I LOVE Gregg Hurwitz’s Orphan X / Nowhere Man / Evan Smoak series. They’re a go-to read for me and I was surprised we’re up to number 7 already.
Of course it means – sorry #spoileralert – that Evan doesn’t obviously die at the end of book 6 as could have been expected given his penthouse exploded and he was blasted out of his shatterproof window.Dark Horse
by Gregg Hurwitz
Series: Orphan X #7
Published by Penguin
Genres: Thriller / Suspense
Aragon Urrea is a kingpin of a major drug-dealing operation in South Texas. He's also the patron of the local area - suppling employment in legitimate operations, providing help to the helpless, a rough justice to the downtrodden, and a future to a people normally with little hope. He's complicated - a not completely good man, who does bad things for often good reasons.
However, for all his money and power, he is helpless when one of the most vicious cartels kidnaps his innocent eighteen-year-old daughter, spiriting her away into the armoured complex that is their headquarters in Mexico. With no other way to rescue his daughter, he turns to The Nowhere Man.
Now not only must Evan figure out how to get into the impregnable fortress of a heavily armed, deeply paranoid cartel leader, but he must decide if he should help a very bad man - no matter how just the cause.
As has been the case in past novels, Hurwitz kicks off the story from another point-of-view and we’re introduced to an ‘unconventional’ businessman and his daughter. We learn Aragon is quite ruthless but weirdly generous and kind at the same time. And he’s devoted to his daughter Anjelina. I very much liked the fact Hurwitz has Aragon ponder the wrongs he’s committed in his life and worry about repercussions for his daughter. Not just because of enemies but because he realises he doesn’t deserve all of the blessings that have in fact been bestowed on him.
Hurwitz opens here with the kidnapping but then pauses to check-in on Evan, who we left at the end of book 6 in an exploding apartment. And Hurwitz offers a very Mission Impossible / James Bond type slo-mo scene in which he gets himself out of yet another perilous situation with only a few broken bones and injuries.
Evan also picks up where he left off with love interest (and neighbour) Mia and her son Peter and with the very delightful teenage Orphan program (black ops) drop-out, teenage genius and hacker Joey.
Evan’s pulled into Anjelica’s case even though he doesn’t agree with her father’s line of business. He sees her as an innocent however, so worthy of the Nowhere Man’s assistance.
Things get complicated as Evan (and Joey) look into Aragon’s business dealings as well as the cartel responsible for kidnapping Anjelica and work out a plan to get her back.
As usual Hurwitz includes an incredible amount of detail about everything.

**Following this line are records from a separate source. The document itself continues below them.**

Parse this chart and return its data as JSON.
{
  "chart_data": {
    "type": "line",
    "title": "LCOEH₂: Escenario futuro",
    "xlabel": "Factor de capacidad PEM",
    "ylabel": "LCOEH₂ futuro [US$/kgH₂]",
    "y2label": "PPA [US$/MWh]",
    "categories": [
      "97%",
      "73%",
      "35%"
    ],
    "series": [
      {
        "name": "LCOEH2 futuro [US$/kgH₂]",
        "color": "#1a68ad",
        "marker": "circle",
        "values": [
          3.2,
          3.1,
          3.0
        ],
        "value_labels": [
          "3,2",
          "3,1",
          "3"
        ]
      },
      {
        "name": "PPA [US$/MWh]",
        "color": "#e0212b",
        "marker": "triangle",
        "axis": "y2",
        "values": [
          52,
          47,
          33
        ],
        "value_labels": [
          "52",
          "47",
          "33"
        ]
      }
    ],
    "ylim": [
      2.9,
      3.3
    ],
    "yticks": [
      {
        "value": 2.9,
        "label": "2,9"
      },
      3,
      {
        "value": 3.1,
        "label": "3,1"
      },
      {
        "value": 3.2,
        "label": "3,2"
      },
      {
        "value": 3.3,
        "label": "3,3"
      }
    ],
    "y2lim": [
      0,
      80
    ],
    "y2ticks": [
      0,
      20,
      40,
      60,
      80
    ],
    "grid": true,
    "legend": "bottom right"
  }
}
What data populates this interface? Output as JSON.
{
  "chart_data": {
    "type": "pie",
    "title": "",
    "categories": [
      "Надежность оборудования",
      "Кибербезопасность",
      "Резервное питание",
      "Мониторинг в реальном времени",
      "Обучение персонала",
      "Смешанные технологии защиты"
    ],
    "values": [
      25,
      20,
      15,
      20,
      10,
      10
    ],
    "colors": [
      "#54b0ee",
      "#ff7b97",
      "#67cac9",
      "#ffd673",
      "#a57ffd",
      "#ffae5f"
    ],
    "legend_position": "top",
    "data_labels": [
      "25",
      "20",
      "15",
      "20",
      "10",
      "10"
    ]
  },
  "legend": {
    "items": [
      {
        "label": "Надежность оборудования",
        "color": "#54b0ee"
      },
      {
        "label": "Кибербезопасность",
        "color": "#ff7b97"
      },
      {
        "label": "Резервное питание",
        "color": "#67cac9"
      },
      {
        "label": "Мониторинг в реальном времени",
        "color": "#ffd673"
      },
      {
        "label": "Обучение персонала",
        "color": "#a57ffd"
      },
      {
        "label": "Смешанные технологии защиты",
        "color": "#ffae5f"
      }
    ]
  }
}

Action junkies or those interested in weaponry and combat will again salivate over the amount of specifics here. Hurwitz also includes innovative ways the baddies are smuggling drugs or making money via synthetic drugs as well as introducing electronic spyware and intricate hacking tools and the like.
As I’ve mentioned before, I tend to gloss over (skim) specifics but can still appreciate the nerdy level of detail others love.
In the background (to balance out the fast-paced action) Evan’s continuing to grapple with his increasing humanity. His extreme OCD and need for privacy offers challenges in his relationship with Joey as well as Mia and Peter.
I very much loved this Orphan X outing. Naturally things end with some uncertainty which sadly means another (entire) year’s wait to see what happens next.
Dark Horse by Gregg Hurwitz will be published by Penguin (Michael Joseph) in February 2022.
I received an electronic copy of this book from the publisher for review purposes.